Fun with Linux log files
In this article i’m gonna demonstrate some approaches that I have learned in dealing with data. I run a VPN/Proxy service for my business and the security of my user’s data is super important to me. One thing that I recently thought about is the fact that a lot of requests coming through my server have an email address attached to them. I store a certain amount of information about each request on the server but I don’t want to have these email addresses in the log files.
I thought about different ways to do this. Here is an example of a line in one of my log files. *I have redacted some information:
2015 05 05 22:06,user,allow,https://zm.zillow.com/web-services/GetUser
Status?zws-id=redact&email=user.email@gmail.com&locale=en_US&deviceType=null&device=redacted&client=com.zillow.ZillowMap,GET,200,application/x
-protobuf,8,,zillow.com 1,real-estate 100,,,,ZillowMap/11.1.813 CFNetwork/902.2 Darwin/17.7.0,HTTP/2.0,,Darwin
As you can see this request contains the users email address. I am still trying to find a good technique to scrub and replace the email address with something else but for now I am simply removing all lines containing an email address from the logs.
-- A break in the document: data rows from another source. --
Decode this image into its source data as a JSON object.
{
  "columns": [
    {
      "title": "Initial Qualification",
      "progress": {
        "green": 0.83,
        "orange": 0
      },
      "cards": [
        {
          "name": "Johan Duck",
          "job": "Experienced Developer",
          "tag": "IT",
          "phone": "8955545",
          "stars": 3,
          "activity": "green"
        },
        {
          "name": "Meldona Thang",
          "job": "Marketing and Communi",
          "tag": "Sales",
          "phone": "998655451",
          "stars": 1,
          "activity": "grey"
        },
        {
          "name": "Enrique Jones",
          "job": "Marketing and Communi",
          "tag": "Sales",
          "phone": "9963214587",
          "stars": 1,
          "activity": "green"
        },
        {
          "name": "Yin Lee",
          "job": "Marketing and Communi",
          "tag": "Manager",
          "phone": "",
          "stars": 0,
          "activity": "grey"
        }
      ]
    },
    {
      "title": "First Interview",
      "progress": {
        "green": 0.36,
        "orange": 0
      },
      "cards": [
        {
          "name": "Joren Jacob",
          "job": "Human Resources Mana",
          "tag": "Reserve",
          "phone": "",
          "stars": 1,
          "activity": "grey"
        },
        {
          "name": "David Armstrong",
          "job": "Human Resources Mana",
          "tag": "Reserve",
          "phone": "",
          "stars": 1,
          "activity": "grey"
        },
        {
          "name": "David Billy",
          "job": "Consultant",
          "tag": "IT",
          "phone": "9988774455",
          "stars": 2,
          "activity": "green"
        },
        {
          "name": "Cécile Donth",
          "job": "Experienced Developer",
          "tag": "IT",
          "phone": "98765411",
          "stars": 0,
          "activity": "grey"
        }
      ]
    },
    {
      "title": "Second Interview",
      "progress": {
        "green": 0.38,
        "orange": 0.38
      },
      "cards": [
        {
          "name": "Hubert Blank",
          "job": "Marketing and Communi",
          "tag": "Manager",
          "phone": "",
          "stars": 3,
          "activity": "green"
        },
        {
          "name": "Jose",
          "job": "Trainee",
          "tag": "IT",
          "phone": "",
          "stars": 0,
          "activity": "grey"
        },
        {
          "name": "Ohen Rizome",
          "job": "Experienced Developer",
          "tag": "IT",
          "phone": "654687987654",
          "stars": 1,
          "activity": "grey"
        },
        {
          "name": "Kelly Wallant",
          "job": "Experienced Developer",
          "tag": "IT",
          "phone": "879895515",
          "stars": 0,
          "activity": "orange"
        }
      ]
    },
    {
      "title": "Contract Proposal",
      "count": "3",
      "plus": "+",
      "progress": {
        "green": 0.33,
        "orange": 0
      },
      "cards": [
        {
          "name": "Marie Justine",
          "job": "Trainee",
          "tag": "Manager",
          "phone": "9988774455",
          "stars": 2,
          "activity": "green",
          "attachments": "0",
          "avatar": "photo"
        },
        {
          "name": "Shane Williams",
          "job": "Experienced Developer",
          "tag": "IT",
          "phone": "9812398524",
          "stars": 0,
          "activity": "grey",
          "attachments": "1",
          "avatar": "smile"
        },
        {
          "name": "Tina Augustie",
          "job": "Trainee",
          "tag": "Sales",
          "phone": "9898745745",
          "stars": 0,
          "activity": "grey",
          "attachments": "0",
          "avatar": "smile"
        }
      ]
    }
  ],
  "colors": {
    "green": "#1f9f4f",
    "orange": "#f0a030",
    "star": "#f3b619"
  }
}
$: grep -Ev ‘\b[A-Za-z0–9._%+-]+@|%40|%2540[A-Za-z0–9.-]+\
.[A-Za-z]{2,6}\b’
The above command seems to do a pretty good job of spitting out every line except for one containing an email. As you can see I have @|%40|%2540 in my pattern. This is because while some requests simply include the @domain.com, others uriencode the email. The above regex takes care of both of these cases. Now since I am using grep I have to dump the contents into a temp file and then back into my original file to simulate a sed replace.
grep -Ev ‘\b[A-Za-z0–9._%+-]+@|%40|%2540|@[A-Za-z0–9.-]+\
.[A-Za-z]{2,6}\b’ /var/log/server/archive/2015/05/05.log > /tmp/05/05.log && cp /tmp/05/05.log /var/log/guardrails/archive/2015/05/05.log
Now if I wanted to run a batch replace I could do this:
for i in {01..31};do grep -Ev ‘\b[A-Za-z0–9._%+-]+@|%40|%2540[A-Za-z0–9.-]+\
.[A-Za-z]{2,6}\b’ /var/log/server/archive/2015/05/$i.log > /tmp/05/$i.log && cp /tmp/05/$i.log /var/log/guardrails/archive/2015/05/$i.log; done
Easy! I have searched for a way to do this in sed but have not had much luck.